In most large data warehouses one of the common strategies employed by DBA’s to speed up performance is to use aggregate tables. Generally aggregate tables contain information that has a coarser granularity than the detail data. For example in a retail datamart I might have information at the transaction level. However most of the analysis will be performed at the daily level by brand. Without aggregate tables the database will fetch the lowest level of data and will perform a group by at the day level for specific brands which can be a very expensive operation. Instead as part of the ETL process I can pre-aggregate the data at the daily level which would reduce the number of rows by a huge factor. The Sales_Receipts fact table would contain this detail data, but the records in that table might also be aggregated over various time periods to produce a set of aggregate tables (Sales_Daily, Sales_Monthly, and so on).
There are multiple ways of managing aggregates. One option is to create aggregate tables in the database as materialized views and let the query optimizer of the database handle the performance using seamless query rewrite. I will describe this in a separate post. In this post I will focus on using the aggregate awareness functionality of the universe.
My sample database tracks the sales of cars. My detailed fact table VW_SALE_MODEL is used to track the sales at the lowest level of detail i.e. client, showroom, model and color.
Using these I can create a family of aggregate fact tables. For example I have created a aggregate table called VW_SALE that aggregates the data at the client and showroom level. Similarly I can create additional aggregates at the year level.
Once I have create the aggregates I need to map them into the universe which is a 4 step process.
1. Add the aggregate tables and setup the joins with the dimension tables. I have not created standalone aggregate tables since I want to make sure that I can leverage the hierarchies defined in the dimension tables. This process is similar to adding any fact table in the universe.
2. Define the aggregated measures using the @aggregate_aware function. The @aggregate_aware function is used to setup aggregate awareness in the universe.
The syntax of the @Aggregate_Aware function is @Aggregate_Aware(sum(agg_table_1), sum(agg_table 2) …., sum(agg_table_n)) in the order of preference. For example agg_table1 should be the highest level aggregate, followed by agg_table 2 and so on. This is used by the universe to pick the best aggregate table to answer the query.
In my example I have stated that either try to get the sales total from the aggregate table or get it by calculating it using the detailed table.
3. Define the incompatibilities. For example in my structure the model and maker classes are not captured by the aggregate. Also the aggregate table only contains information about sales and not about the quantity sold. We need to define these incompatibilities so that when the user generates a query, the universe can quickly scan through the compatibility list to determine the best aggregate that can be used to answer the query.
When I define it as shown above all queries that include Model or Maker will go to the detailed table. All other queries will be satisfied by the aggregate table.
4. Resolve any loops. Since I have joined the dimension tables to both the fact I have created some loops in the universe which I need to resolve.
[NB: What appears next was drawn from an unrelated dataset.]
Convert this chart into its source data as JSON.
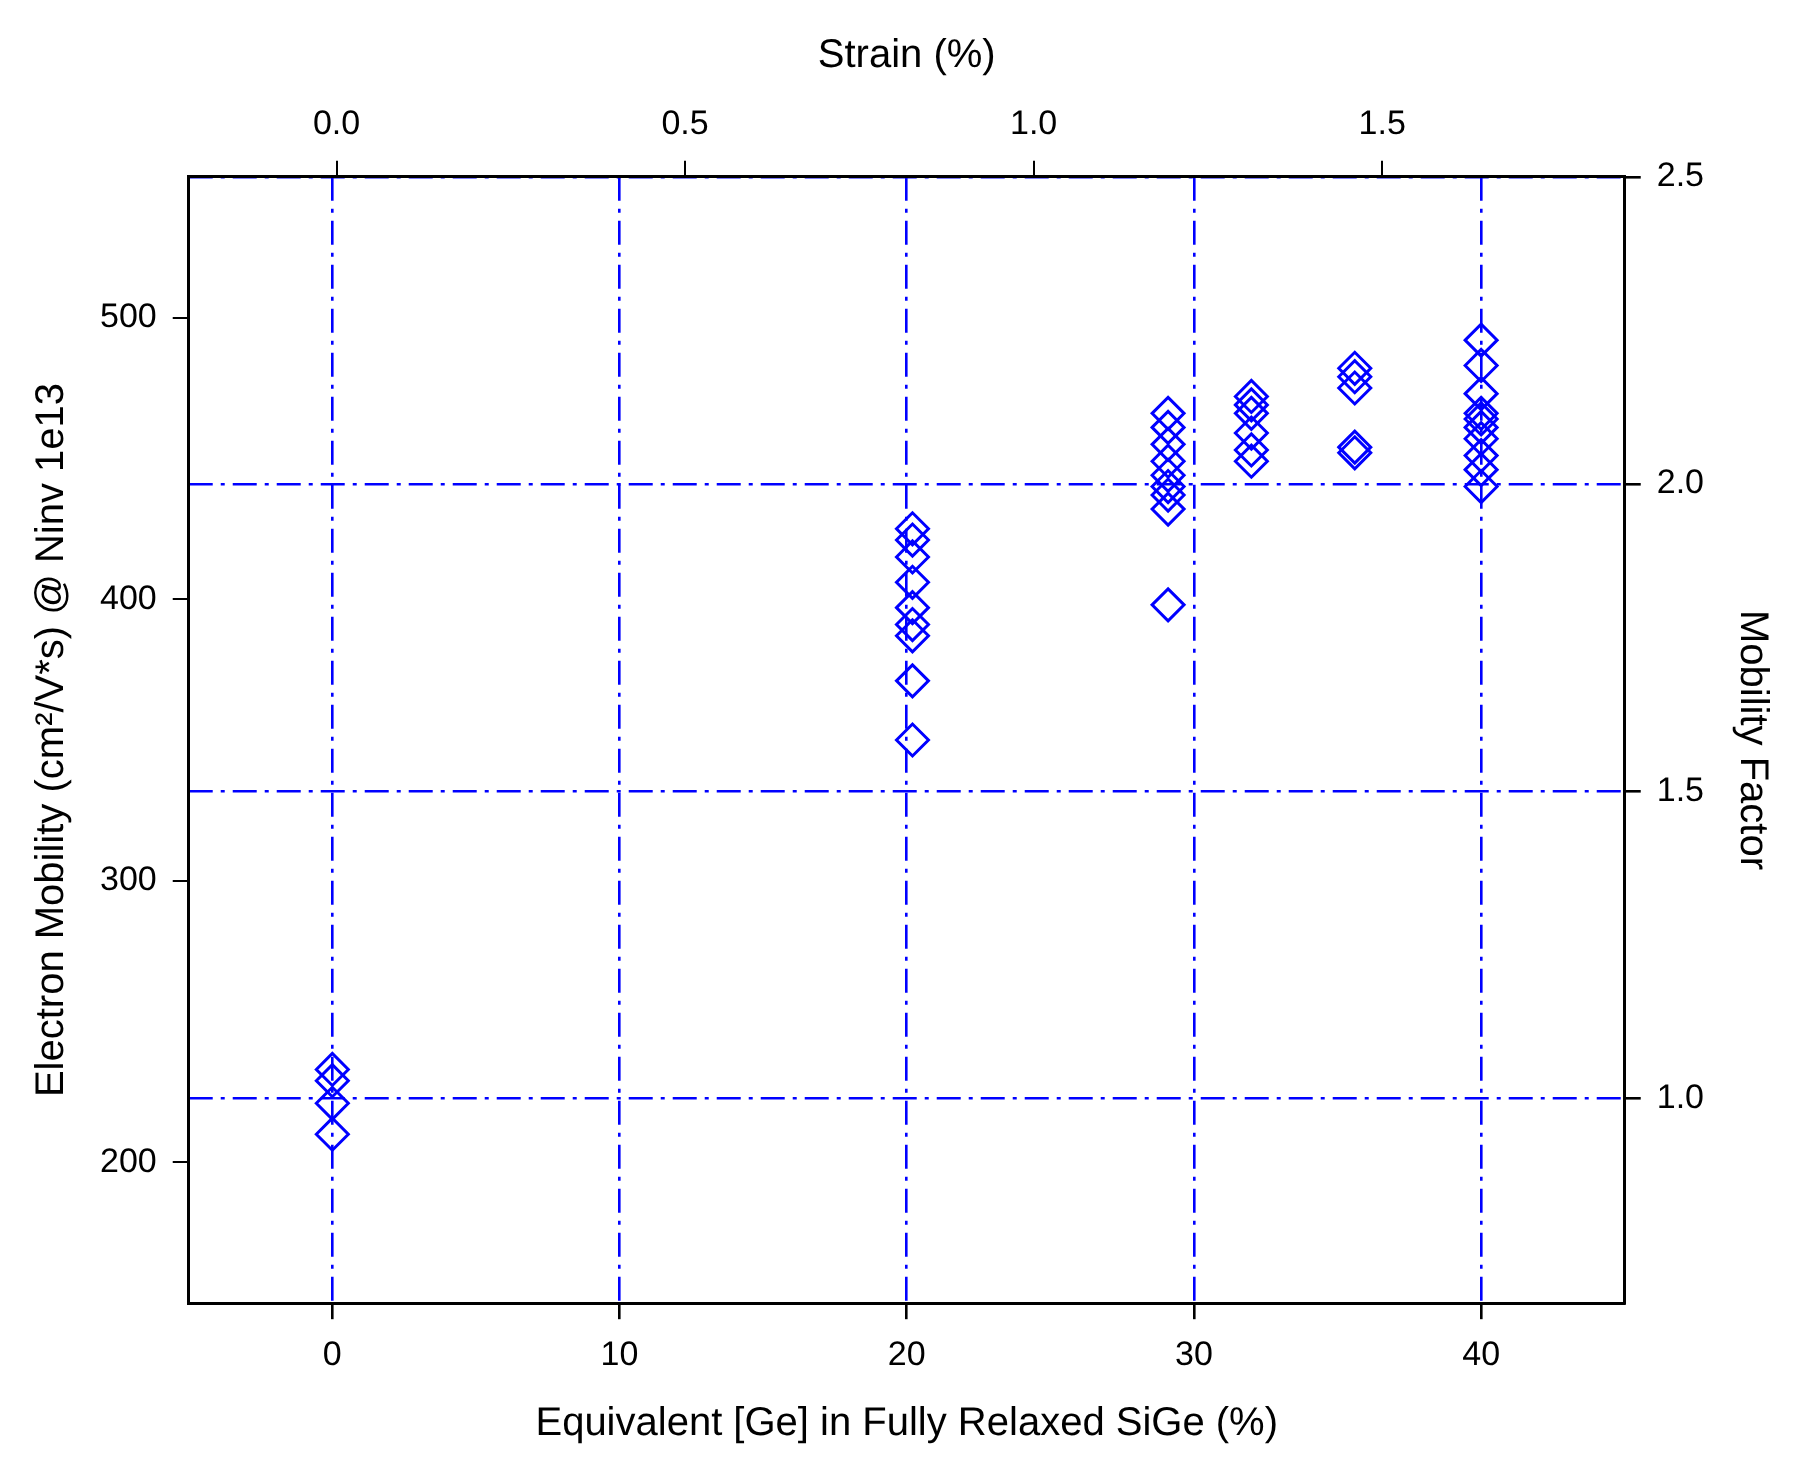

I can do that by creating separate contexts for the aggregate fact and the detailed facts.
Now I am ready to using my aggregates. To illustrate let us go to WEBI and see the impact of our design. When I query for sales by showroom the entire query is answered by the aggregate table.
As soon as I add the maker to the query BO now retrieves the data from the detailed table instead.
The same approach can be used to capture additional aggregates such as Year level or Qtr level and BO will dynamically go from using the summary table to using the detailed table as the user is performing the drill down.
So in summary, aggregate tables are very powerful and necessary in most real implementations and BO provides a fairly simple way to model it within the universe.